Le territoire maritime français (métropole et outre-mer), bordé par 18 000 km de côtes, possède une zone économique exclusive de 11 millions de km², dont 400 000 km² de plateau continental (de 0 à 150 m de profondeur d’eau), prolongement direct du territoire émergé. Améliorer la connaissance du sol et du sous-sol de celui-ci et de la transition terre-mer est un impératif au regard de nombreux enjeux sociétaux : aménagement du littoral, infrastructures (tunnels, ports…), ressources minérales (énergies fossiles, granulats…), ressources en eau, énergies renouvelables (géothermie, éolien…) risques côtiers…

Cartographier et diffuser une connaissance intégrée du plateau continental français

Le projet Plateau continental vise à cartographier les objets géologiques constituant le plateau continental français. Il s’agit d’établir et de diffuser une connaissance intégrée 3D terre-mer : cartes géologiques de synthèse, cartes thématiques (nature des fonds marins…), MNT et modèles géométriques 3D des formations, base de données nationale de géologie marine (BGM-BSS sondage public marin consultable sur le portail InfoTerre du BRGM), publications scientifiques…

 

Ces travaux s’appuient sur des études et produits cartographiques existants et sur la valorisation de données nouvellement acquises. Le calage géologique est réalisé à partir de prélèvements de surface et de carottages. Les données géophysiques fournissent des informations sur les géométries : des levés bathymétriques et de sonar latéral permettant d’étudier le fond-marin, des levés de sismique réflexion de (très)-haute résolution permettant d’imager les premières dizaines de mètres du substratum. Les données de sismique réflexion à plus grande pénétration, de type pétrolière, ainsi que les levés magnétiques sont également exploitées.

 

Carte géologique terre-mer au 1/250 000, feuille Lorient (Thinon et al, 2008), mettant en lumière la continuité terre-mer des formations et structures géologiques. © BRGM

Trois territoires spécifiques concernés par l’étude : la baie de Seine, la région Marseille la Ciotat et les marges corses.

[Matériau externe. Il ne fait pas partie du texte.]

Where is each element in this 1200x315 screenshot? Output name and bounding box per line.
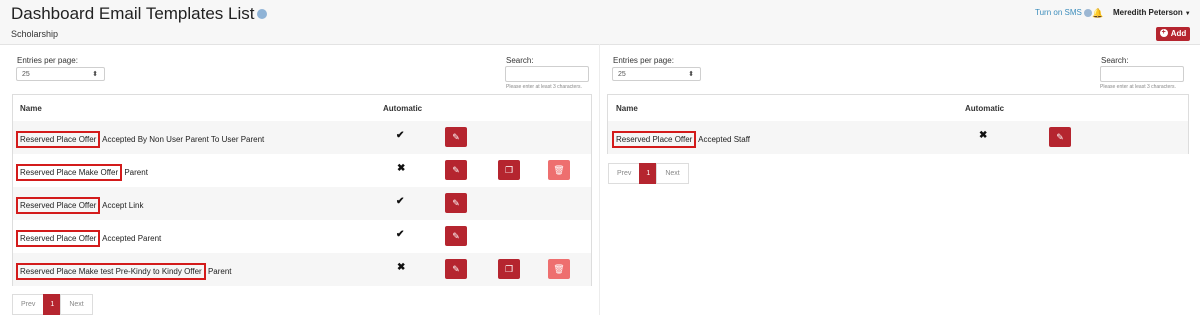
name-remainder: Parent xyxy=(205,267,232,276)
sms-link-label: Turn on SMS xyxy=(1035,8,1082,17)
entries-per-page-select[interactable]: 25 ⬍ xyxy=(16,67,105,81)
entries-per-page-label: Entries per page: xyxy=(613,56,674,65)
delete-button[interactable]: 🗑 xyxy=(548,259,570,279)
automatic-cross-icon: ✖ xyxy=(397,163,406,174)
panel-divider xyxy=(599,44,600,315)
table-row: Reserved Place Make Offer Parent ✖ ✎ ❐ 🗑 xyxy=(13,154,591,188)
template-name: Reserved Place Make test Pre-Kindy to Ki… xyxy=(16,263,232,280)
pagination-right: Prev 1 Next xyxy=(608,163,689,184)
trash-icon: 🗑 xyxy=(553,264,565,274)
bell-icon[interactable]: 🔔 xyxy=(1092,8,1103,19)
search-hint: Please enter at least 3 characters. xyxy=(1100,84,1176,90)
name-remainder: Parent xyxy=(122,168,148,177)
edit-icon: ✎ xyxy=(452,264,460,274)
template-name: Reserved Place Offer Accepted By Non Use… xyxy=(16,131,265,148)
table-header: Name Automatic xyxy=(13,95,591,122)
edit-icon: ✎ xyxy=(1056,132,1064,142)
edit-button[interactable]: ✎ xyxy=(445,259,467,279)
highlighted-name-part: Reserved Place Offer xyxy=(16,131,101,148)
template-name: Reserved Place Offer Accept Link xyxy=(16,197,144,214)
edit-icon: ✎ xyxy=(452,165,460,175)
entries-per-page-value: 25 xyxy=(618,71,626,78)
page-title-text: Dashboard Email Templates List xyxy=(11,4,255,23)
templates-table-left: Name Automatic Reserved Place Offer Acce… xyxy=(12,94,592,286)
search-input[interactable] xyxy=(505,66,589,82)
edit-button[interactable]: ✎ xyxy=(445,160,467,180)
automatic-cross-icon: ✖ xyxy=(979,130,988,141)
select-arrows-icon: ⬍ xyxy=(92,71,98,78)
table-header: Name Automatic xyxy=(608,95,1188,122)
add-button[interactable]: + Add xyxy=(1156,27,1190,41)
entries-per-page-value: 25 xyxy=(22,71,30,78)
prev-page-button[interactable]: Prev xyxy=(12,294,45,315)
search-label: Search: xyxy=(506,56,534,65)
caret-down-icon: ▼ xyxy=(1184,11,1191,17)
pagination-left: Prev 1 Next xyxy=(12,294,93,315)
copy-button[interactable]: ❐ xyxy=(498,259,520,279)
edit-icon: ✎ xyxy=(452,231,460,241)
page-1-button[interactable]: 1 xyxy=(639,163,658,184)
page-1-button[interactable]: 1 xyxy=(43,294,62,315)
column-header-name: Name xyxy=(616,104,638,113)
top-bar: Dashboard Email Templates List Scholarsh… xyxy=(0,0,1200,45)
next-page-button[interactable]: Next xyxy=(656,163,689,184)
select-arrows-icon: ⬍ xyxy=(688,71,694,78)
add-button-label: Add xyxy=(1170,29,1187,38)
automatic-check-icon: ✔ xyxy=(396,229,405,240)
table-row: Reserved Place Offer Accept Link ✔ ✎ xyxy=(13,187,591,221)
template-name: Reserved Place Offer Accepted Parent xyxy=(16,230,162,247)
page-subtitle: Scholarship xyxy=(11,29,59,39)
entries-per-page-label: Entries per page: xyxy=(17,56,78,65)
edit-button[interactable]: ✎ xyxy=(1049,127,1071,147)
copy-button[interactable]: ❐ xyxy=(498,160,520,180)
edit-icon: ✎ xyxy=(452,198,460,208)
templates-table-right: Name Automatic Reserved Place Offer Acce… xyxy=(607,94,1189,154)
column-header-name: Name xyxy=(20,104,42,113)
template-name: Reserved Place Make Offer Parent xyxy=(16,164,148,181)
name-remainder: Accepted Parent xyxy=(100,234,162,243)
copy-icon: ❐ xyxy=(504,165,514,175)
highlighted-name-part: Reserved Place Make test Pre-Kindy to Ki… xyxy=(16,263,206,280)
automatic-check-icon: ✔ xyxy=(396,196,405,207)
plus-circle-icon: + xyxy=(1159,28,1168,37)
search-input[interactable] xyxy=(1100,66,1184,82)
column-header-automatic: Automatic xyxy=(383,104,423,113)
table-row: Reserved Place Offer Accepted Parent ✔ ✎ xyxy=(13,220,591,254)
question-circle-icon xyxy=(1083,8,1092,17)
edit-button[interactable]: ✎ xyxy=(445,127,467,147)
highlighted-name-part: Reserved Place Offer xyxy=(16,230,101,247)
highlighted-name-part: Reserved Place Offer xyxy=(16,197,101,214)
highlighted-name-part: Reserved Place Make Offer xyxy=(16,164,123,181)
copy-icon: ❐ xyxy=(504,264,514,274)
name-remainder: Accept Link xyxy=(100,201,144,210)
column-header-automatic: Automatic xyxy=(965,104,1005,113)
table-row: Reserved Place Offer Accepted Staff ✖ ✎ xyxy=(608,121,1188,154)
user-name: Meredith Peterson xyxy=(1113,8,1183,17)
table-row: Reserved Place Make test Pre-Kindy to Ki… xyxy=(13,253,591,286)
highlighted-name-part: Reserved Place Offer xyxy=(612,131,697,148)
entries-per-page-select[interactable]: 25 ⬍ xyxy=(612,67,701,81)
next-page-button[interactable]: Next xyxy=(60,294,93,315)
turn-on-sms-link[interactable]: Turn on SMS xyxy=(1035,8,1092,17)
table-row: Reserved Place Offer Accepted By Non Use… xyxy=(13,121,591,155)
name-remainder: Accepted By Non User Parent To User Pare… xyxy=(100,135,265,144)
search-hint: Please enter at least 3 characters. xyxy=(506,84,582,90)
name-remainder: Accepted Staff xyxy=(696,135,751,144)
trash-icon: 🗑 xyxy=(553,165,565,175)
automatic-check-icon: ✔ xyxy=(396,130,405,141)
edit-icon: ✎ xyxy=(452,132,460,142)
search-label: Search: xyxy=(1101,56,1129,65)
prev-page-button[interactable]: Prev xyxy=(608,163,641,184)
automatic-cross-icon: ✖ xyxy=(397,262,406,273)
user-menu[interactable]: Meredith Peterson ▼ xyxy=(1113,8,1191,17)
delete-button[interactable]: 🗑 xyxy=(548,160,570,180)
template-name: Reserved Place Offer Accepted Staff xyxy=(612,131,751,148)
edit-button[interactable]: ✎ xyxy=(445,226,467,246)
edit-button[interactable]: ✎ xyxy=(445,193,467,213)
page-title: Dashboard Email Templates List xyxy=(11,4,268,24)
question-circle-icon[interactable] xyxy=(257,8,268,19)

Sur 2011-2012, trois territoires sont concernés. Une étude est dédiée à la connaissance géologique 3D de la baie de Seine. L’analyse des données sismiques corrélées à des prélèvements du substratum a permis d’établir une synthèse cartographique sur les 300 premiers mètres de profondeur, travaux réalisés dans le cadre d’une thèse (M. Benabdellouahed, 2011) à l’université de Caen-Normandie cofinancée par le BRGM. Cette étude se poursuit en pro­fondeur jusqu’au toit du socle et sur la région du pays de Caux.

 

La marge provençale est l’objet d’une étude visant à cartographier le prolongement des objets géologiques observés à terre, à préciser la cartographie de la surface d’érosion messinienne et à réaliser une cartographie géologique offshore de la région de Marseille/La Ciotat. Elle s’appuie sur l’exploitation de nouvelles données sismiques HR (collaboration avec les universités de Provence et de Montpellier).

 

L’étude des marges corses, enfin, vise à modéliser la géométrie des formations géologiques des bassins sédimentaires tertiaires terre-mer (bassin est-Corse, Bonifacio…), afin de comprendre leur évolution depuis le Miocène et de quantifier les mouvements verticaux.

 

En ont découlé une carte géologique à 1/50 000 des Bouches de Bonifacio, deux modèles géologiques 3D (plateau de la plaine orientale et bassin est-Corse) et une carte géologique (écorché au Messinien) terre-mer à 1/250 000 des marges corses (collaboration avec l’université de Corte et le MNHN).